Apparent facts (sometimes turning out to be fictitious) can be discovered
by means of reason, but fundamental truth cannot; that is why many
people, particularly in the University, in the climate of a postmodern
and post-Christian age, deny the possibility of fundamental truth.
Without a belief in a transcendent truth, personal honesty becomes
just another value to be practiced when it is personally advantageous.
In my experience, personal honesty is not more common in the University
than in the outside world.
President Randel suggests that the current American administration
is one exemplar of political dishonesty requiring correction by
the University. The reality is that scientists have become increasingly
politicized; this is evident in medicine, education, and social
science as well as the environmental issues to which he refers.
Consider the issue of global warming, where, rejecting the political
opinions of a majority of vocal scientists, the U. S. administration
has played an important part in killing the pseudo-scientific Kyoto
accord. Many scientists, including many who do not work in climatology
or geology, claim as truth the hypothesis that global warming is
not just a temporary feature of continuous climate change, that
the major cause of warming is human behavior resulting in increasing
amounts of carbon dioxide, and that the reduction of industrial
activity in North America (but not in those populous countries where
industrial activity is increasing most rapidly—India and China)
will result in a measurable deceleration in the rate of global warming.

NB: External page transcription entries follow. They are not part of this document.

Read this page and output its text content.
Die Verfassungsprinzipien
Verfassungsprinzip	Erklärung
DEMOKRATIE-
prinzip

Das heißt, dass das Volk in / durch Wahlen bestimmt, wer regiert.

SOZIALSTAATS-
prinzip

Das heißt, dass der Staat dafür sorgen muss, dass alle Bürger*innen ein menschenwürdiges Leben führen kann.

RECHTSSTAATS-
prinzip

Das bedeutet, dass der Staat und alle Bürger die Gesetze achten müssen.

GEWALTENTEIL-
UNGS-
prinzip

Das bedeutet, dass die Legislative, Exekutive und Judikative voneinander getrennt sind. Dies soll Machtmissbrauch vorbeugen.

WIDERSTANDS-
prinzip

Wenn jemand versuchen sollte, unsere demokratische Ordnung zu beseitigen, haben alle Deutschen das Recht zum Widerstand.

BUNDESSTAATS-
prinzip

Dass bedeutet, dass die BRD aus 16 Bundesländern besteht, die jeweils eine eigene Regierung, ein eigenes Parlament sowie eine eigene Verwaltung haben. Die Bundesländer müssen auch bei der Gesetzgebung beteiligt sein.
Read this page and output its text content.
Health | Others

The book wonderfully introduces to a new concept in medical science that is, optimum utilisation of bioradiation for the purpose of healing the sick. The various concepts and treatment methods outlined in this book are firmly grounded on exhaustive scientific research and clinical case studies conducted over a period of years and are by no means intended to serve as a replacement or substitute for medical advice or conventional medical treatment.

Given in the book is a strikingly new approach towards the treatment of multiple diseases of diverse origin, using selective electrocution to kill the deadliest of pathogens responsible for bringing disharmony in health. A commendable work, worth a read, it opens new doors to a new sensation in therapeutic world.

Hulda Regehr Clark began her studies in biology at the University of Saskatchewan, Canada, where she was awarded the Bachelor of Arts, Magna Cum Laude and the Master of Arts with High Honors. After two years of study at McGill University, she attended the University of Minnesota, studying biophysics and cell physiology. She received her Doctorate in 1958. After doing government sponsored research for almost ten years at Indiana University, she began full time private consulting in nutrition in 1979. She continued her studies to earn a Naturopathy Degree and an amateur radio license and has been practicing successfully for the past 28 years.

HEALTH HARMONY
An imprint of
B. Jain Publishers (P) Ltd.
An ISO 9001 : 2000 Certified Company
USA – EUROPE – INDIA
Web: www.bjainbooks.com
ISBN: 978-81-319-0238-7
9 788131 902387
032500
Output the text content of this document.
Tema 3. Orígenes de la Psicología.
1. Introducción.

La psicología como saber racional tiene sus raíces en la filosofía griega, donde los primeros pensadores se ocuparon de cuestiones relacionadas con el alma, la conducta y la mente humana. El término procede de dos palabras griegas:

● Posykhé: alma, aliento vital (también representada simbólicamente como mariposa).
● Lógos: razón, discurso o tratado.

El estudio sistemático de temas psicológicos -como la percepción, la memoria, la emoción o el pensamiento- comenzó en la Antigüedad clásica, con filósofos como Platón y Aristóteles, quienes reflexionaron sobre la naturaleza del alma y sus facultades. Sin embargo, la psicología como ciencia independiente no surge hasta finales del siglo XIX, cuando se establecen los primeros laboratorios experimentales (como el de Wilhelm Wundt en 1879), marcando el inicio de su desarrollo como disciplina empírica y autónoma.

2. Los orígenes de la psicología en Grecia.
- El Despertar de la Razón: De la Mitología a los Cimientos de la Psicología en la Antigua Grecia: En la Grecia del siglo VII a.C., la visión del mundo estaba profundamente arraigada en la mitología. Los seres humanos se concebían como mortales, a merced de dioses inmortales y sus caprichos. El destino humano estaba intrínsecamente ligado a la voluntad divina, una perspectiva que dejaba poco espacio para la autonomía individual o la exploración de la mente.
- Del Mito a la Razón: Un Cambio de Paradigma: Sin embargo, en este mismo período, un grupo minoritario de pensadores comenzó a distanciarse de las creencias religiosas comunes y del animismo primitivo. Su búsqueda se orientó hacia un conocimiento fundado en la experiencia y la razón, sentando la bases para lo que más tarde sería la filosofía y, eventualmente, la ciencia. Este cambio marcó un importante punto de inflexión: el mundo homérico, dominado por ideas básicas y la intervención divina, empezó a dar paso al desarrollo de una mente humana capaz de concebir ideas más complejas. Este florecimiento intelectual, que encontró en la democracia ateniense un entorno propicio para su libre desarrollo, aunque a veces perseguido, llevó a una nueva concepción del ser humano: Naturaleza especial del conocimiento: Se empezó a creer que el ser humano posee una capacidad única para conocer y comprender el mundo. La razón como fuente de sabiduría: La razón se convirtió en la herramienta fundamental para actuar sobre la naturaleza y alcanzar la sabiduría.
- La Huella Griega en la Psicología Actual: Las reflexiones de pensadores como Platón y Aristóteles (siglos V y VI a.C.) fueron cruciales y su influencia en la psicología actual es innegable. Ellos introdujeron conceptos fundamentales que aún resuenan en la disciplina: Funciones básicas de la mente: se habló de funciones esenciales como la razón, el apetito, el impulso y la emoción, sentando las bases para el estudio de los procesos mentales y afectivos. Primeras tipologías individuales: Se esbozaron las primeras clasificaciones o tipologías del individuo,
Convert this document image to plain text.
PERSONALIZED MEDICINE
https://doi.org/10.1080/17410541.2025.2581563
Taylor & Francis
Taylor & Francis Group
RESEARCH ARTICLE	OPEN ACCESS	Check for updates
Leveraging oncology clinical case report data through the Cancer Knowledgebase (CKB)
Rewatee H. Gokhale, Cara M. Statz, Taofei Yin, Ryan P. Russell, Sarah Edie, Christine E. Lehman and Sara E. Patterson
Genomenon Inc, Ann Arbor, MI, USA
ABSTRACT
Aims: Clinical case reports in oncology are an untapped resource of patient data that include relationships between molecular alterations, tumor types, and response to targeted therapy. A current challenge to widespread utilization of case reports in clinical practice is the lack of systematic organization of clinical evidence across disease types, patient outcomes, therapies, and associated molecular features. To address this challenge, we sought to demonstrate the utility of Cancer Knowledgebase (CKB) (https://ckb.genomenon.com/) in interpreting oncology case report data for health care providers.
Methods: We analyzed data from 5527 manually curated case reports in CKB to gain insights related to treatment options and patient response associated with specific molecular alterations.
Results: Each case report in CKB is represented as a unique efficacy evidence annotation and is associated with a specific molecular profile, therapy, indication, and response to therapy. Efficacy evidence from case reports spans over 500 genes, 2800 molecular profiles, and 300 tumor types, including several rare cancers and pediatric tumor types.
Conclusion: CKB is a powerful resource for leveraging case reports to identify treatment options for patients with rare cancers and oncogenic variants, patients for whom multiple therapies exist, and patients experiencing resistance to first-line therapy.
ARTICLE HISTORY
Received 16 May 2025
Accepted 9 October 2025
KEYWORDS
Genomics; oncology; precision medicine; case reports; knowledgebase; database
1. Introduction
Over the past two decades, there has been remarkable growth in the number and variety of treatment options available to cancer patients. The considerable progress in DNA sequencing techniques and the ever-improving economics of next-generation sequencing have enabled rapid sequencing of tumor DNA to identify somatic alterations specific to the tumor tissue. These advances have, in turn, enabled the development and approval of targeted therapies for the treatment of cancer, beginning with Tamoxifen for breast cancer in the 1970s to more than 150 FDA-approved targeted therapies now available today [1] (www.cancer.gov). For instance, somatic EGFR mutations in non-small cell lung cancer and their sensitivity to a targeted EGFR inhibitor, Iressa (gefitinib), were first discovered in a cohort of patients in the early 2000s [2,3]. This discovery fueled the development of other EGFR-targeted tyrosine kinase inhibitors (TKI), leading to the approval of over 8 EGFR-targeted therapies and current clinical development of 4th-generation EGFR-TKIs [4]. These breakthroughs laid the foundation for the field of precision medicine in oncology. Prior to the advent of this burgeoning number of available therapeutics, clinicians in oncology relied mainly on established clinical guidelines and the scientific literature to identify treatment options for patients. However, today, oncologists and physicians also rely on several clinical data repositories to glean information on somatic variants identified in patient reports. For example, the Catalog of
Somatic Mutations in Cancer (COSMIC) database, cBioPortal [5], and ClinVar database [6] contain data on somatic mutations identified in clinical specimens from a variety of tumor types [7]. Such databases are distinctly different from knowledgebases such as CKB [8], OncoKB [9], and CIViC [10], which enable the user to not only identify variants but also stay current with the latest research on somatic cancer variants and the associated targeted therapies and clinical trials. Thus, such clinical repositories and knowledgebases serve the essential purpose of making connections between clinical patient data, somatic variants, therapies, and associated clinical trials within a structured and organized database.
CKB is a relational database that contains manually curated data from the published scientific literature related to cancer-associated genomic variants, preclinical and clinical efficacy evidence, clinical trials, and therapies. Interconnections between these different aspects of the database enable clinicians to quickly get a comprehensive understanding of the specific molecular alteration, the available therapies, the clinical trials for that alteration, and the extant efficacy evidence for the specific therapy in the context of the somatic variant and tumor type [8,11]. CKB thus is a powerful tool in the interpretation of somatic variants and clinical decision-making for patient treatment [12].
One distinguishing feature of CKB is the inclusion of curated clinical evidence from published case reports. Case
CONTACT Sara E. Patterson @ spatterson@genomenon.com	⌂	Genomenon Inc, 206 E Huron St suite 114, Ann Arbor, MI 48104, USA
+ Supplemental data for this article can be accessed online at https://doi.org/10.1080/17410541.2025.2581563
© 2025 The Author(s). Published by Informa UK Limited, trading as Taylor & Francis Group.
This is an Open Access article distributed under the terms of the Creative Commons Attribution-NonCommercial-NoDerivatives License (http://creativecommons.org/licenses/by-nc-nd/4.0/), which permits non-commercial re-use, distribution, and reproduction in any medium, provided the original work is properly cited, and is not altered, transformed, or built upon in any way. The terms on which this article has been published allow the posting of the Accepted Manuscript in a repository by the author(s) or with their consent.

No parts of that hypothesis have been or can be subjected to tests
of scientific truth; none is a refutable proposition. Some geologists
and climatologists do not accept either that carbon dioxide is a
cause of global warming or that it can be mitigated, and believe
that spending on its attempted diminution diverts attention from
the reduction of pollution of our air, land, rivers, and oceans—a
project both feasible and measurable.
Ironically, President Randel’s supposedly apolitical message
will likely be well received by the predominantly liberal audience
of the University. An important question of truth for your readers
to consider is: are the public statements emanating from the University
less self-serving than those from government?